How to Love and Care for Your Laptop Battery

One of the more common questions I hear is whether it is okay to leave your laptop plugged in all the time. Battery technology has changed over the years, resulting in some conflicting advice coming from friends and family around how to best charge that laptop, smartphone or tablet.

Most current portable devices have switched over to Lithium-ion batteries for power from older nickel-based battery technologies. One of the outdated tips given around the older NiCad batteries was to always fully discharge and recharge the batteries whenever possible. Partial charges, along with age and overcharging issues, meant shorter lives for NiCad batteries. The newer Lithium-ion battery technology has addressed many of these issues, so the advice around them has changed.

Lithium-ion Batteries and Charging Cycles

The first thing to understand about a Lithium-ion battery is that they are often rated in “charge cycles”. A charge cycle can be considered a full discharge and recharge of the battery. If you let your MP3 player run until it turns off, then charge the battery back to 100%, you put the battery through a full charge cycle.

What happens if you partially charge a Lithium-ion battery? A partial charge only counts as a portion of the rated cycle charge lifespan. So, if you let that MP3 player fall from 100% to 50% one day, charge it back to 100% overnight, then do the same again the next day, you’ve actually only completed one charging cycle, even with two charges. If you only let your battery go from 100% to 80% every day, you could go 5 days before using a full charge cycle.

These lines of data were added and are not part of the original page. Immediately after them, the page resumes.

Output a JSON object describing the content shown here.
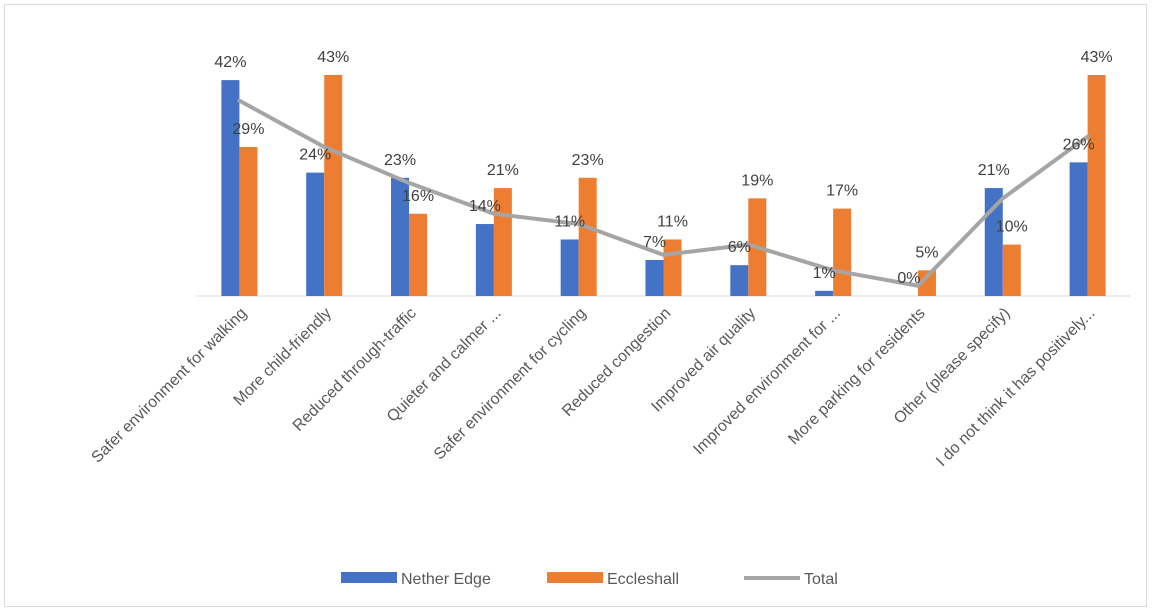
{
  "chart_data": {
    "type": "bar",
    "categories": [
      "Safer environment for walking",
      "More child-friendly",
      "Reduced through-traffic",
      "Quieter and calmer ...",
      "Safer environment for cycling",
      "Reduced congestion",
      "Improved air quality",
      "Improved environment for ...",
      "More parking for residents",
      "Other (please specify)",
      "I do not think it has positively..."
    ],
    "series": [
      {
        "name": "Nether Edge",
        "type": "bar",
        "color": "#4472c4",
        "values": [
          42,
          24,
          23,
          14,
          11,
          7,
          6,
          1,
          0,
          21,
          26
        ],
        "labels": [
          "42%",
          "24%",
          "23%",
          "14%",
          "11%",
          "7%",
          "6%",
          "1%",
          "0%",
          "21%",
          "26%"
        ]
      },
      {
        "name": "Eccleshall",
        "type": "bar",
        "color": "#ed7d31",
        "values": [
          29,
          43,
          16,
          21,
          23,
          11,
          19,
          17,
          5,
          10,
          43
        ],
        "labels": [
          "29%",
          "43%",
          "16%",
          "21%",
          "23%",
          "11%",
          "19%",
          "17%",
          "5%",
          "10%",
          "43%"
        ]
      },
      {
        "name": "Total",
        "type": "line",
        "color": "#a5a5a5",
        "values": [
          38,
          29,
          22,
          16,
          14,
          8,
          10,
          5,
          2,
          19,
          31
        ]
      }
    ],
    "ylim": [
      0,
      45
    ],
    "grid": false,
    "legend_position": "bottom"
  }
}
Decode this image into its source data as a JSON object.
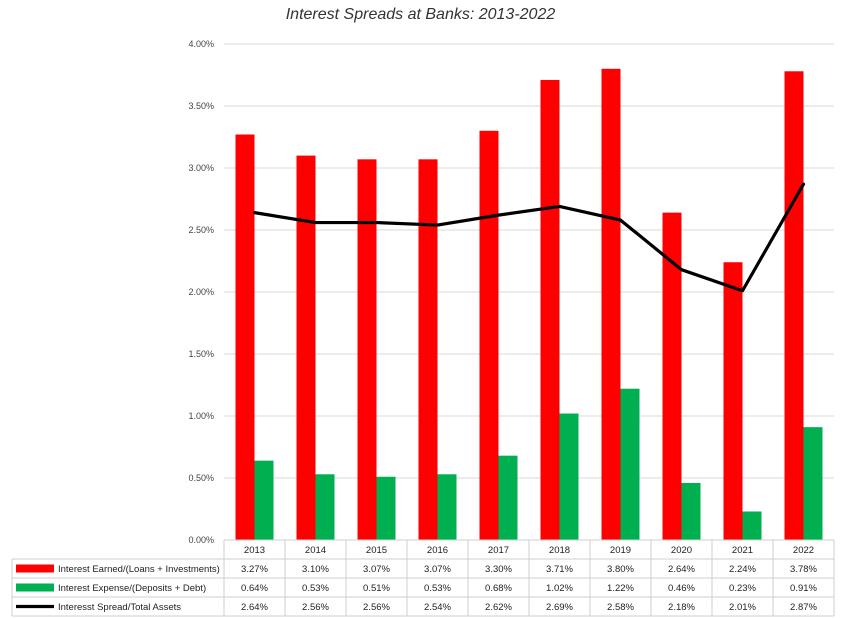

This means that, unlike older battery technologies, it’s not required to always let the battery discharge completely before plugging your device in for the night.

But What About Always Plugged In Laptops?

As battery technology has improved, so have the battery charging systems built into modern portable devices. The chargers are smarter than ever, and will do their best to avoid overcharging, and damaging, the battery as best they can.

However, it’s still a good idea to “exercise” your battery on a regular basis to keep the chemistry working inside the battery as designed. It’s okay to leave the laptop plugged in while working on a large project, but take the time to use that laptop unplugged on the couch or outside in order to give that battery some time to work on its own.

Another tip for your charging system is to “calibrate” the system once a month by allowing the battery to fully discharge, then recharge. This helps to make the measurements on how much battery life you have left more accurate, while also putting your battery through its charging cycle paces.

Other Tips on Battery Care

One of the other disadvantages to leaving your laptop plugged in all the time is that the battery is often exposed to more heat while the laptop is stationary. Many Lithium-ion batteries operate best within a 50°F to 95°F to temperature range. Make sure that you’re giving both your laptop, and its battery, plenty of room to “breathe”.

While it’s normally safe to discharge the battery to the point where the device turns off, be careful not to discharge the battery any further. This can result in a situation where the battery no longer charges correctly. If the device has powered down due to low battery charge, it is best to hook it up to a charger instead of trying to turn it back on to “eke out” a few more minutes of use.

If you need to store a device for an extended time, like a month long vacation away from that work laptop, it is best to charge the battery to 50% before leaving. Too much or too little charge can have negative long term effects on a battery that is left uncharged for extended periods.